Mais qu’en est-il alors de Päivi Maria Räsänen, ancienne ministre finlandaise, actuellement jugée par la Cour suprême de Finlande après un procès de six ans ayant traversé plusieurs instances judiciaires ? La raison ? Elle avait exprimé son opposition au soutien apporté par son Église luthérienne à la marche des fiertés LGBT dans un tweet (désormais publié sur X) où elle citait un passage de la Bible condamnant l’homosexualité.

L’affaire Räsänen illustre comment les « discours de haine » peuvent être utilisés contre les chrétiens. L’affaire FAFCE démontre l’existence d’un préjugé non seulement contre les chrétiens, mais aussi contre les opinions chrétiennes au sein de la société, opinions qui découlent en définitive du droit naturel .

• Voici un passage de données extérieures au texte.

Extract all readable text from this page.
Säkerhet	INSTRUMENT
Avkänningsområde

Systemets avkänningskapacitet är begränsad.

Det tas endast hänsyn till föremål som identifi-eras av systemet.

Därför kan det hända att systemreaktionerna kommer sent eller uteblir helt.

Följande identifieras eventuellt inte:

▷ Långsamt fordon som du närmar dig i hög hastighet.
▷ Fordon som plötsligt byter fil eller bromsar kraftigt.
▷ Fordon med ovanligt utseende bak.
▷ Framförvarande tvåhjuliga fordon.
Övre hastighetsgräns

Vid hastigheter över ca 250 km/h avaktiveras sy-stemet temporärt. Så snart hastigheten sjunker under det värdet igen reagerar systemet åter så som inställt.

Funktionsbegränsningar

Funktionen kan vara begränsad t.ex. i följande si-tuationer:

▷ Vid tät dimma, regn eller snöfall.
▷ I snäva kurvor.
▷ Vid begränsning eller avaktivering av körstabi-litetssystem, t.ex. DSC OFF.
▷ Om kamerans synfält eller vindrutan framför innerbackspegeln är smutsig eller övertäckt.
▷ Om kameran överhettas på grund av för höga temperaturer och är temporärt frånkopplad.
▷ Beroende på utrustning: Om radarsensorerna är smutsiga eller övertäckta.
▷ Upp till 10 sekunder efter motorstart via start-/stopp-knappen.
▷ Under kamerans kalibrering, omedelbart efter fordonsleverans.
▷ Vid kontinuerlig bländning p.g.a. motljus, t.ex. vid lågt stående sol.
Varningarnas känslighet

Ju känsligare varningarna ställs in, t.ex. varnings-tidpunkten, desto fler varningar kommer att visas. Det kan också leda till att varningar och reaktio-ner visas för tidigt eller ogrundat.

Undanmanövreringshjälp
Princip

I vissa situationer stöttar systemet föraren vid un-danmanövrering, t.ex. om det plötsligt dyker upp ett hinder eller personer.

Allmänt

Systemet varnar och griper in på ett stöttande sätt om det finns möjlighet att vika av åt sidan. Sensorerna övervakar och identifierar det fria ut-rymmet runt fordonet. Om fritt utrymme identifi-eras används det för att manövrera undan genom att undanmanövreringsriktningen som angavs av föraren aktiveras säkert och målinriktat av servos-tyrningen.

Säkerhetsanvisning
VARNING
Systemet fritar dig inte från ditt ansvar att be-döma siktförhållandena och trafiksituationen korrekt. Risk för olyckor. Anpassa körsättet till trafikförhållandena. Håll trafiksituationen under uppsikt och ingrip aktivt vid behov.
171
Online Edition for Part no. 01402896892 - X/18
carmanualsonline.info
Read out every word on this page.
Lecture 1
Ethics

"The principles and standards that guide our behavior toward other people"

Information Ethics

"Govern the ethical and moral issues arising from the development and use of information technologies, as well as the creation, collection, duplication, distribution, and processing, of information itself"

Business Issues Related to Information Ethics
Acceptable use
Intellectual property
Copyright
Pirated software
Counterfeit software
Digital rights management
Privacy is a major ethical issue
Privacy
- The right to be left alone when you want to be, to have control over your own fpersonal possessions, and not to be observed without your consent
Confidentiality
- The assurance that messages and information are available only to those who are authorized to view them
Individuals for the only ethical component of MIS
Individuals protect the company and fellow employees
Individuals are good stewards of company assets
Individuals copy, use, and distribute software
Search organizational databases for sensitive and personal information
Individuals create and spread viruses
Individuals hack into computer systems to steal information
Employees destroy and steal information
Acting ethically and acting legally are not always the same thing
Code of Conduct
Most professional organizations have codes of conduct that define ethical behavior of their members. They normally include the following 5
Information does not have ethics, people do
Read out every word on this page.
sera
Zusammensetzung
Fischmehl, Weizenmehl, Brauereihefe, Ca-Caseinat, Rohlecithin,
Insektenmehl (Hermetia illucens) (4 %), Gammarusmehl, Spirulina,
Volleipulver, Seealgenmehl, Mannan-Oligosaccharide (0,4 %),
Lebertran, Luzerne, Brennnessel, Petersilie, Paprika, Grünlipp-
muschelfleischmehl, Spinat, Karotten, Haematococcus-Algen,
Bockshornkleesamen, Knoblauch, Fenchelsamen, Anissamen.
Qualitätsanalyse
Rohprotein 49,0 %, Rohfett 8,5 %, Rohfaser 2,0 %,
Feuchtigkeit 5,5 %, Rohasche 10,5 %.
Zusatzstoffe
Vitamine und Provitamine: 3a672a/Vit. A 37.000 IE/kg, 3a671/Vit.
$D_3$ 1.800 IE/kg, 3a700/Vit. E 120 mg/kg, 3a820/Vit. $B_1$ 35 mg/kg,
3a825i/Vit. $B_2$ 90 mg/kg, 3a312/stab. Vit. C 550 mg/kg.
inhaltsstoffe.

En replaçant l'Europe au centre du village global, Léon XIV met également ces questions au premier plan et, d'une certaine manière, demande aux hommes politiques de prendre position.

C’est la « diplomatie de la vérité », citée par Léon XIV dans son premier discours au Corps diplomatique accrédité auprès du Saint-Siège, le 16 mai .

À cette occasion, Léon XIV a fait remarquer que « l’Église ne peut jamais s’abstenir de dire la vérité sur
l’homme et le monde, recourant si nécessaire à un langage franc, ce qui peut donner lieu à quelques malentendus initiaux ».

Tout cela laisse fortement penser que l'Europe ne sera pas un enjeu secondaire du pontificat de Léon XIV. Ce retour de l'Europe au cœur des préoccupations pourrait également influencer la diplomatie papale. Il s'agit d'un changement de paradigme subtil et progressif – pour reprendre une expression courante sous le pontificat de François – qu'il convient d'observer et d'analyser attentivement.